По крайней мере, первые шаги я продумала. Самое сложное — покинуть пределы Англии, где у жнецов повсюду шпионы и всем известно, как я выгляжу. Быстрее всего сесть на паром до Франции, который отплывает трижды в неделю. Французские жнецы, до сих пор горько переживающие Наполеоновские войны начала века, не обрадуются, если по их земле станут рыскать сотни британских жнецов в поисках беглянки. Выиграю время, и мой след потеряется. А уже оттуда благополучно направлюсь в Японию.

Я рассматривала все фотографии и изображения Японии, какие только могла найти в библиотеке. Сепийные снимки дворцов с покатыми крышами, тысячи узоров кимоно, разрисованные зонтики и бумажные веера.

Мне, не знавшей ничего, кроме Лондона, Япония казалась скорее ярким сном, нежели родиной. И эта страна была единственным местом в мире, где мне могли помочь. Хотя, конечно, возможно, что мама отдала меня отцу, Эмброузу, поскольку не хотела ребенка.

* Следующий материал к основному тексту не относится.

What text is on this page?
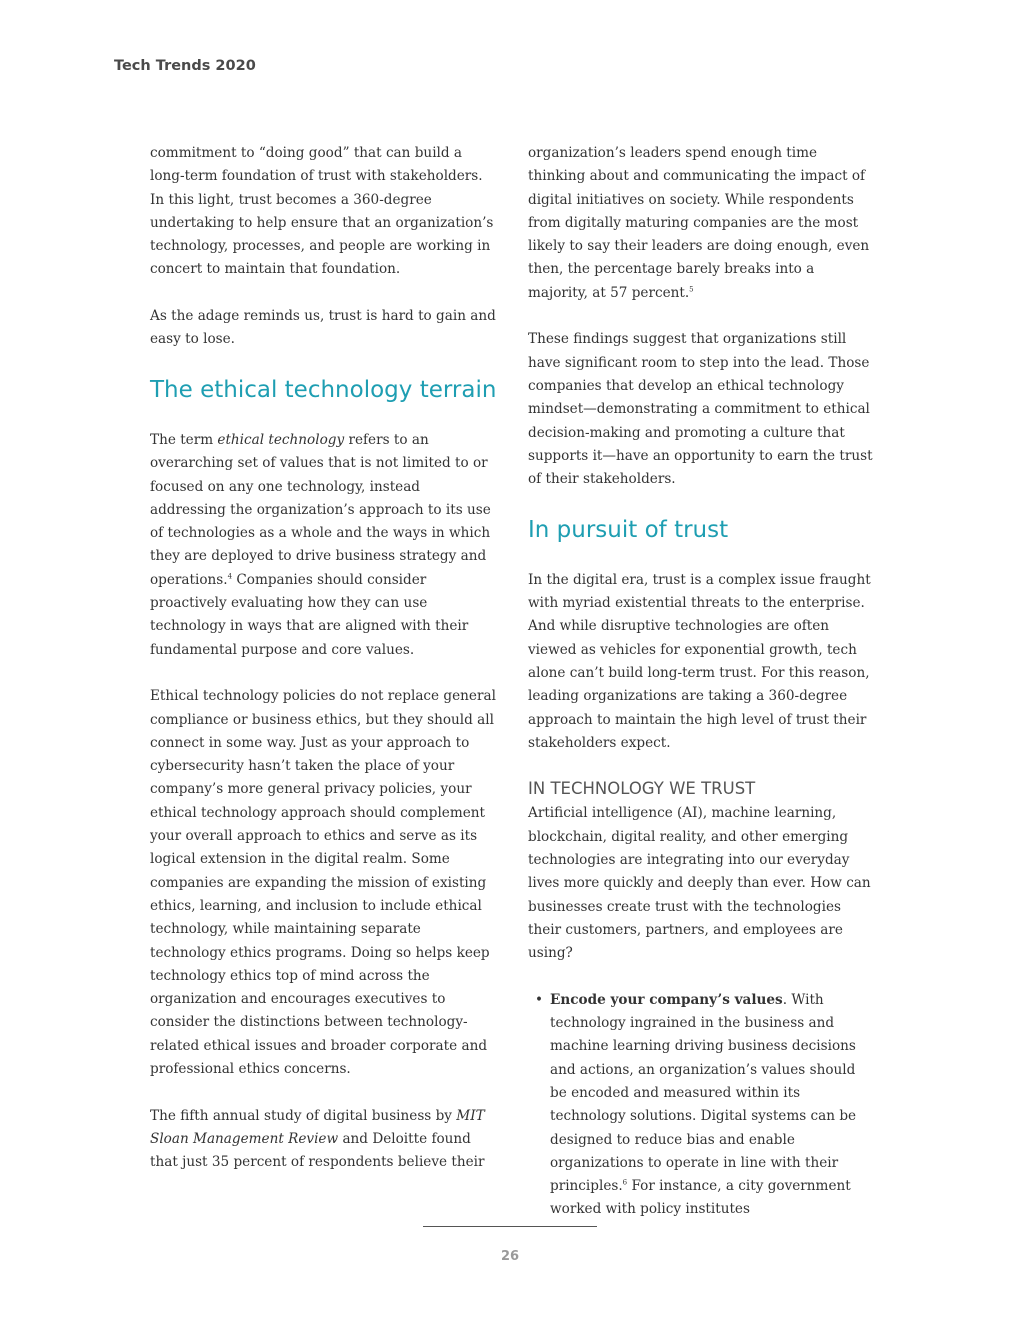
Tech Trends 2020

commitment to “doing good” that can build a long-term foundation of trust with stakeholders. In this light, trust becomes a 360-degree undertaking to help ensure that an organization’s technology, processes, and people are working in concert to maintain that foundation.

As the adage reminds us, trust is hard to gain and easy to lose.

The ethical technology terrain

The term ethical technology refers to an overarching set of values that is not limited to or focused on any one technology, instead addressing the organization’s approach to its use of technologies as a whole and the ways in which they are deployed to drive business strategy and operations.$^4$ Companies should consider proactively evaluating how they can use technology in ways that are aligned with their fundamental purpose and core values.

Ethical technology policies do not replace general compliance or business ethics, but they should all connect in some way. Just as your approach to cybersecurity hasn’t taken the place of your company’s more general privacy policies, your ethical technology approach should complement your overall approach to ethics and serve as its logical extension in the digital realm. Some companies are expanding the mission of existing ethics, learning, and inclusion to include ethical technology, while maintaining separate technology ethics programs. Doing so helps keep technology ethics top of mind across the organization and encourages executives to consider the distinctions between technology-related ethical issues and broader corporate and professional ethics concerns.

The fifth annual study of digital business by MIT Sloan Management Review and Deloitte found that just 35 percent of respondents believe their

organization’s leaders spend enough time thinking about and communicating the impact of digital initiatives on society. While respondents from digitally maturing companies are the most likely to say their leaders are doing enough, even then, the percentage barely breaks into a majority, at 57 percent.$^5$

These findings suggest that organizations still have significant room to step into the lead. Those companies that develop an ethical technology mindset—demonstrating a commitment to ethical decision-making and promoting a culture that supports it—have an opportunity to earn the trust of their stakeholders.

In pursuit of trust

In the digital era, trust is a complex issue fraught with myriad existential threats to the enterprise. And while disruptive technologies are often viewed as vehicles for exponential growth, tech alone can’t build long-term trust. For this reason, leading organizations are taking a 360-degree approach to maintain the high level of trust their stakeholders expect.

IN TECHNOLOGY WE TRUST

Artificial intelligence (AI), machine learning, blockchain, digital reality, and other emerging technologies are integrating into our everyday lives more quickly and deeply than ever. How can businesses create trust with the technologies their customers, partners, and employees are using?

• Encode your company’s values. With technology ingrained in the business and machine learning driving business decisions and actions, an organization’s values should be encoded and measured within its technology solutions. Digital systems can be designed to reduce bias and enable organizations to operate in line with their principles.$^6$ For instance, a city government worked with policy institutes
26
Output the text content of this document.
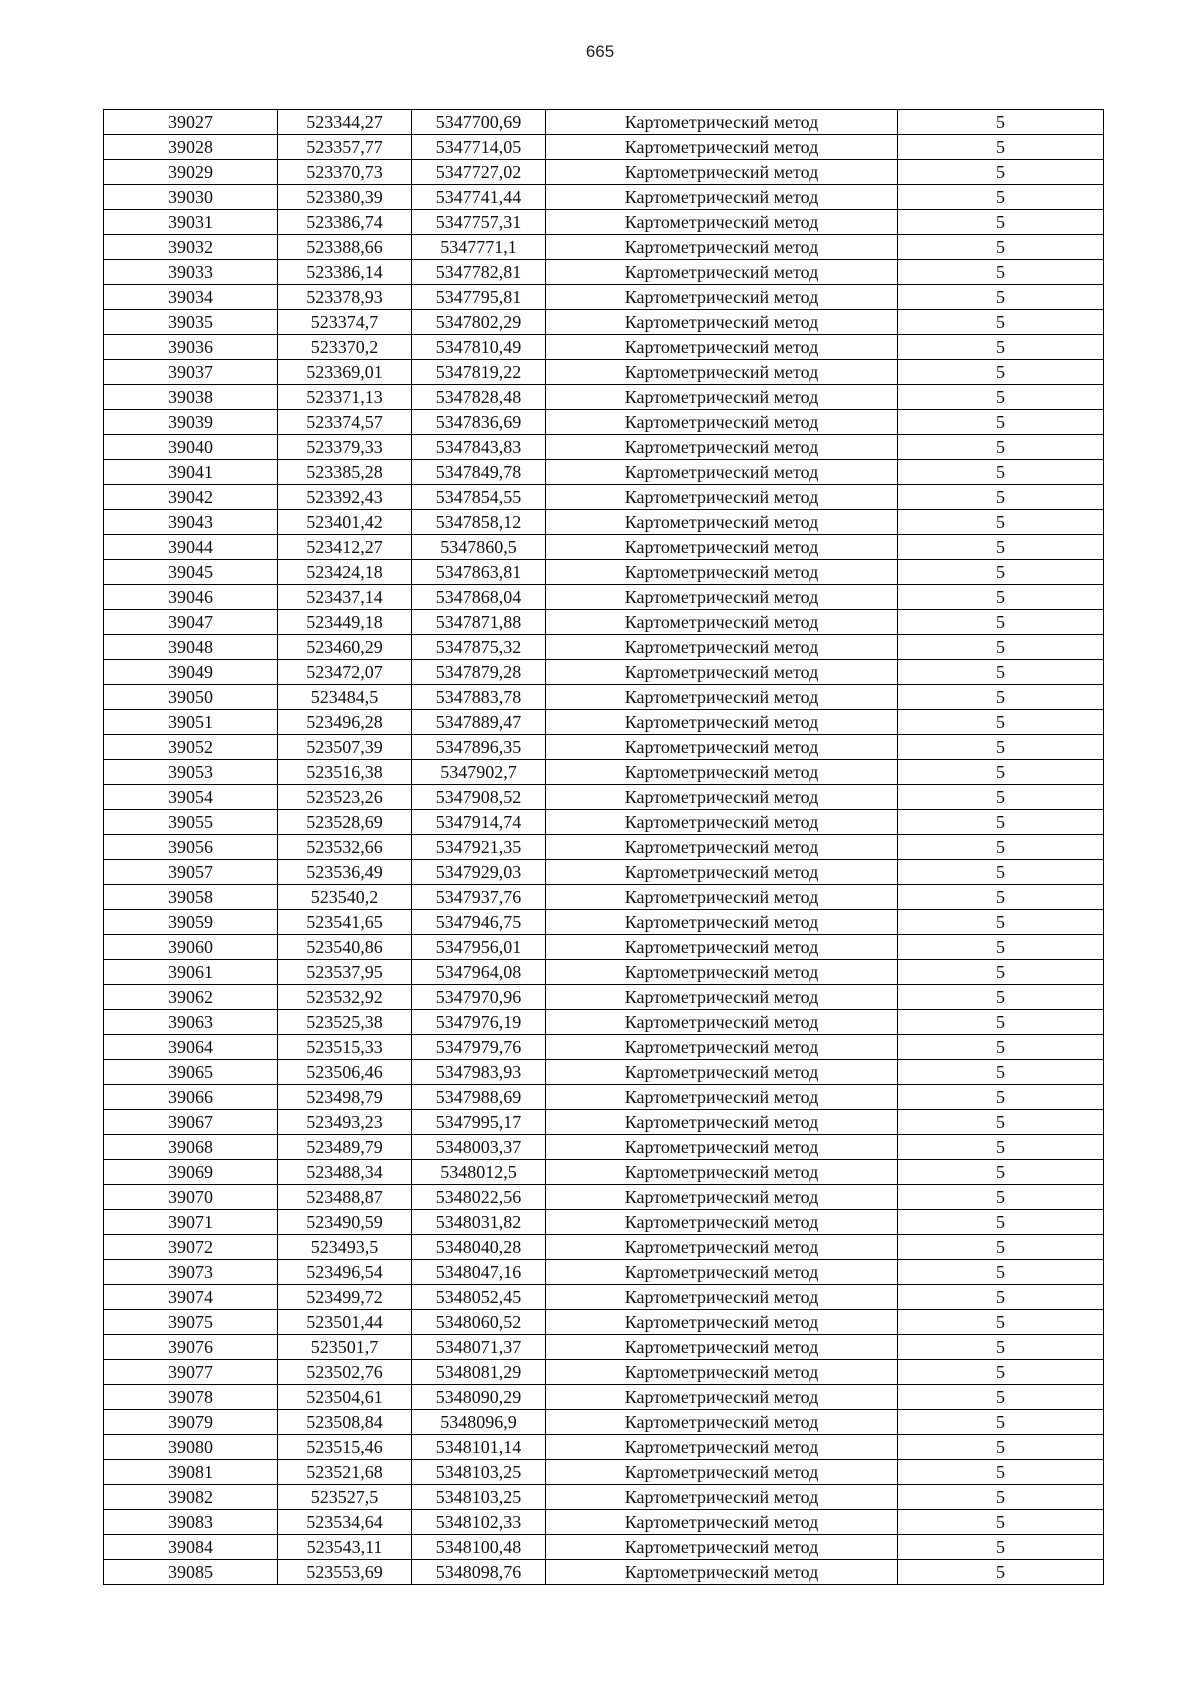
665
39027	523344,27	5347700,69	Картометрический метод	5
39028	523357,77	5347714,05	Картометрический метод	5
39029	523370,73	5347727,02	Картометрический метод	5
39030	523380,39	5347741,44	Картометрический метод	5
39031	523386,74	5347757,31	Картометрический метод	5
39032	523388,66	5347771,1	Картометрический метод	5
39033	523386,14	5347782,81	Картометрический метод	5
39034	523378,93	5347795,81	Картометрический метод	5
39035	523374,7	5347802,29	Картометрический метод	5
39036	523370,2	5347810,49	Картометрический метод	5
39037	523369,01	5347819,22	Картометрический метод	5
39038	523371,13	5347828,48	Картометрический метод	5
39039	523374,57	5347836,69	Картометрический метод	5
39040	523379,33	5347843,83	Картометрический метод	5
39041	523385,28	5347849,78	Картометрический метод	5
39042	523392,43	5347854,55	Картометрический метод	5
39043	523401,42	5347858,12	Картометрический метод	5
39044	523412,27	5347860,5	Картометрический метод	5
39045	523424,18	5347863,81	Картометрический метод	5
39046	523437,14	5347868,04	Картометрический метод	5
39047	523449,18	5347871,88	Картометрический метод	5
39048	523460,29	5347875,32	Картометрический метод	5
39049	523472,07	5347879,28	Картометрический метод	5
39050	523484,5	5347883,78	Картометрический метод	5
39051	523496,28	5347889,47	Картометрический метод	5
39052	523507,39	5347896,35	Картометрический метод	5
39053	523516,38	5347902,7	Картометрический метод	5
39054	523523,26	5347908,52	Картометрический метод	5
39055	523528,69	5347914,74	Картометрический метод	5
39056	523532,66	5347921,35	Картометрический метод	5
39057	523536,49	5347929,03	Картометрический метод	5
39058	523540,2	5347937,76	Картометрический метод	5
39059	523541,65	5347946,75	Картометрический метод	5
39060	523540,86	5347956,01	Картометрический метод	5
39061	523537,95	5347964,08	Картометрический метод	5
39062	523532,92	5347970,96	Картометрический метод	5
39063	523525,38	5347976,19	Картометрический метод	5
39064	523515,33	5347979,76	Картометрический метод	5
39065	523506,46	5347983,93	Картометрический метод	5
39066	523498,79	5347988,69	Картометрический метод	5
39067	523493,23	5347995,17	Картометрический метод	5
39068	523489,79	5348003,37	Картометрический метод	5
39069	523488,34	5348012,5	Картометрический метод	5
39070	523488,87	5348022,56	Картометрический метод	5
39071	523490,59	5348031,82	Картометрический метод	5
39072	523493,5	5348040,28	Картометрический метод	5
39073	523496,54	5348047,16	Картометрический метод	5
39074	523499,72	5348052,45	Картометрический метод	5
39075	523501,44	5348060,52	Картометрический метод	5
39076	523501,7	5348071,37	Картометрический метод	5
39077	523502,76	5348081,29	Картометрический метод	5
39078	523504,61	5348090,29	Картометрический метод	5
39079	523508,84	5348096,9	Картометрический метод	5
39080	523515,46	5348101,14	Картометрический метод	5
39081	523521,68	5348103,25	Картометрический метод	5
39082	523527,5	5348103,25	Картометрический метод	5
39083	523534,64	5348102,33	Картометрический метод	5
39084	523543,11	5348100,48	Картометрический метод	5
39085	523553,69	5348098,76	Картометрический метод	5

А вдруг папа меня украл? Или мама умерла. Но если она жива, то на вопросы мои ответит, пусть больше ничем и не поможет. Ведь даже бессердечный Эмброуз давал мне еду и кров над головой. Конечно же, мама, от которой я получила только имя, должна снизойти по крайней мере до объяснений.

Я ни разу не пыталась сбежать, потому что всякий раз, когда садилась записать план, появлялся Нивен. Он улыбался и тащил меня к себе: показать разобранный телефон, новые самодельные очки или спасенного бельчонка. И в те минуты я забывала Айви и ее дружков, Эмброуза и мачеху Корлисс, — всех, кроме Нивена. Брат рассказывал о новом устройстве или спасенном зверьке, а я в это время думала: жнецы не должны любить, но бросить Нивена очень тяжело, как ни называй мои чувства.